Quel « caprice » ? Quelle « petite fille » ? J’exprime mon désir, et mon désir est légitime.
On vit dans une société qui a le culte de la performance, qui valorise « l’avoir » et le « faire » sur l' »être ». Toujours plus. Accumuler. Les derniers gadgets, les marques à la mode. Tout va vite, toujours plus vite. On n’a plus le temps de rien. Les réseaux sociaux nous donnent l’illusion d’être connecté.e au monde, mais ça n’est qu’une illusion. En réalité, on est sans doute plus seul.e qu’avant, chacun.e derrière son ou ses écrans multiples.
On ne prend pas/plus le temps de se poser. De se « pauser ». Faire une pause. Se regarder en face, et prendre le temps de se demander qui on est, nous, très profondément, et ce qu’on attend de la vie, et de nos relations aux autres. Qu’est-ce qui est important pour nous, vraiment ? De quoi a-t-on envie, vraiment ? Qui a-t-on envie de voir, vraiment ? Avec qui aimerait-on passer la soirée, si on avait le choix ?

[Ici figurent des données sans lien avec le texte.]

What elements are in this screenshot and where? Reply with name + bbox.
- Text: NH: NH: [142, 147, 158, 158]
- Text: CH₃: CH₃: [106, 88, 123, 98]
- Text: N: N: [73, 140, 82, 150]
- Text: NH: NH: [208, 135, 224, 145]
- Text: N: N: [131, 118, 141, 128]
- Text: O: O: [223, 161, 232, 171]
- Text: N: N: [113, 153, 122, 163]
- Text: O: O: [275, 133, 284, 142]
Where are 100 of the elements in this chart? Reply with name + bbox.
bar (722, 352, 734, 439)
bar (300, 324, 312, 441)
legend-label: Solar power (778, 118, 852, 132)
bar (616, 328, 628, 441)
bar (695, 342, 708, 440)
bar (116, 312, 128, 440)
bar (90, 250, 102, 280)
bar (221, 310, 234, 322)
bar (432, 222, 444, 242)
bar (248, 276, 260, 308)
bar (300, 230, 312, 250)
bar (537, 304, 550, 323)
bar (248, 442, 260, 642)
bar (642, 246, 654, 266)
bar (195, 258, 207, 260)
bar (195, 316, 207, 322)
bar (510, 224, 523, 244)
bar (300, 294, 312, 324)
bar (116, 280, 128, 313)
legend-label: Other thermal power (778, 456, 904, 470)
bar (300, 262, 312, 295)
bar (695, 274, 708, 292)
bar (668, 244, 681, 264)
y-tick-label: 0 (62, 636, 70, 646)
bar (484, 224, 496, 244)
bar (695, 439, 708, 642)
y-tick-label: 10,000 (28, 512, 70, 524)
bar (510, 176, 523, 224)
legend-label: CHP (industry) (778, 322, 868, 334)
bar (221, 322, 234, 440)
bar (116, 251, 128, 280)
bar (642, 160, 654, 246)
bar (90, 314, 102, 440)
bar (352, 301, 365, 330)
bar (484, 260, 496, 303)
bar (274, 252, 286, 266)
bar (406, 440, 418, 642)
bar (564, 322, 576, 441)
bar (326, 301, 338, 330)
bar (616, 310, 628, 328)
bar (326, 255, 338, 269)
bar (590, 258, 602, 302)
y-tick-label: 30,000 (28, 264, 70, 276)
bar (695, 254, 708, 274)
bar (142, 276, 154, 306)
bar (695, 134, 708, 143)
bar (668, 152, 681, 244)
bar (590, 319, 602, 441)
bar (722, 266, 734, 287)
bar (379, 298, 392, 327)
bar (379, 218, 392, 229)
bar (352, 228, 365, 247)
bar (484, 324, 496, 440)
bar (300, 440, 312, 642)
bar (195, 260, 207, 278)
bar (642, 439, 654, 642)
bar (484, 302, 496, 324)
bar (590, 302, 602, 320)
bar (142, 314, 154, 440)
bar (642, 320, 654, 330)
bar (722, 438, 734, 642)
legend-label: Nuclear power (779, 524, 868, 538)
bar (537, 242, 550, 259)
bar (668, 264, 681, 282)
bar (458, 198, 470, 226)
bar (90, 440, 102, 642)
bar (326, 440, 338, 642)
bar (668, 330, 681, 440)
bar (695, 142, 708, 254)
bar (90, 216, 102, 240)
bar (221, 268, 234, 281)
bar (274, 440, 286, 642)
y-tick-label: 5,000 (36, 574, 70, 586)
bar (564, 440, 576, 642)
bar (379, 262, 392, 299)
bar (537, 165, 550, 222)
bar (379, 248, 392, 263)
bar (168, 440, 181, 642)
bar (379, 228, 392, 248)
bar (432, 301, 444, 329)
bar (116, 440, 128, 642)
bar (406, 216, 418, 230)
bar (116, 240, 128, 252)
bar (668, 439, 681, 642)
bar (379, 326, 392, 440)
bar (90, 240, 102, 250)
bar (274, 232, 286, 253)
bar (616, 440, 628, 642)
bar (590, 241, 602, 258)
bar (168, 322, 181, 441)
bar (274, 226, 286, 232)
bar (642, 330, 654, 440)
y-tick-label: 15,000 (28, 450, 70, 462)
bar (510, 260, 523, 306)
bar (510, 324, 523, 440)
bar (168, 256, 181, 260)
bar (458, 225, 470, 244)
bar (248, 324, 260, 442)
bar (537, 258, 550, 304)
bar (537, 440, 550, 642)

Ce Voyage en Polyamorie, ce blog où je me suis astreinte à écrire un article par jour depuis déjà 17 jours, m’a permis ça : de me « pauser ». De regarder en moi-même, et de m’interroger. Sur l’amour, la liberté, ma dépendance aux modèles et schémas ambiants. De me demander à quel point les croyances et les peurs créées par les générations avant nous étaient ancrées en moi. Si ma peur des hommes – et ma colère, dérivée de cette peur fondamentale, physique, aussi bien que psychologique – n’était pas héritée de celle de ma mère. Et au-delà, de celle de sa propre mère, et ce, sur des générations et des générations.
Parallèlement à mon voyage, étonnamment, la société française me semble en train de bouger. Ces femmes qui soudain, osent enfin parler, lever le voile sur le tabou des violences sexuelles et du harcèlement sexiste au quotidien. Ces 17 ex-ministres qui écrivent cette tribune : « Nous ne nous tairons plus. » Les articles et interviews de Muriel Salmona qui atteignent enfin la sphère des médias nationaux. Cet article d’un journaliste dans Libération, enjoignant les hommes, eux aussi, à se lever aux côtés des femmes en écrivant : « C’est parce que ces femmes pensent, à juste titre, qu’elles ne seront pas entendues, écoutées par leurs collègues masculins, les cadres, etc. qu’elles ne disent rien. Et que le harceleur se sent légitimé. Très souvent, pourtant, nous savons ce qui se passe. Ne faisons plus semblant de ne pas savoir. Et ne nous cherchons plus d’excuses pour ne pas voir et dire. » J’en ai pleuré.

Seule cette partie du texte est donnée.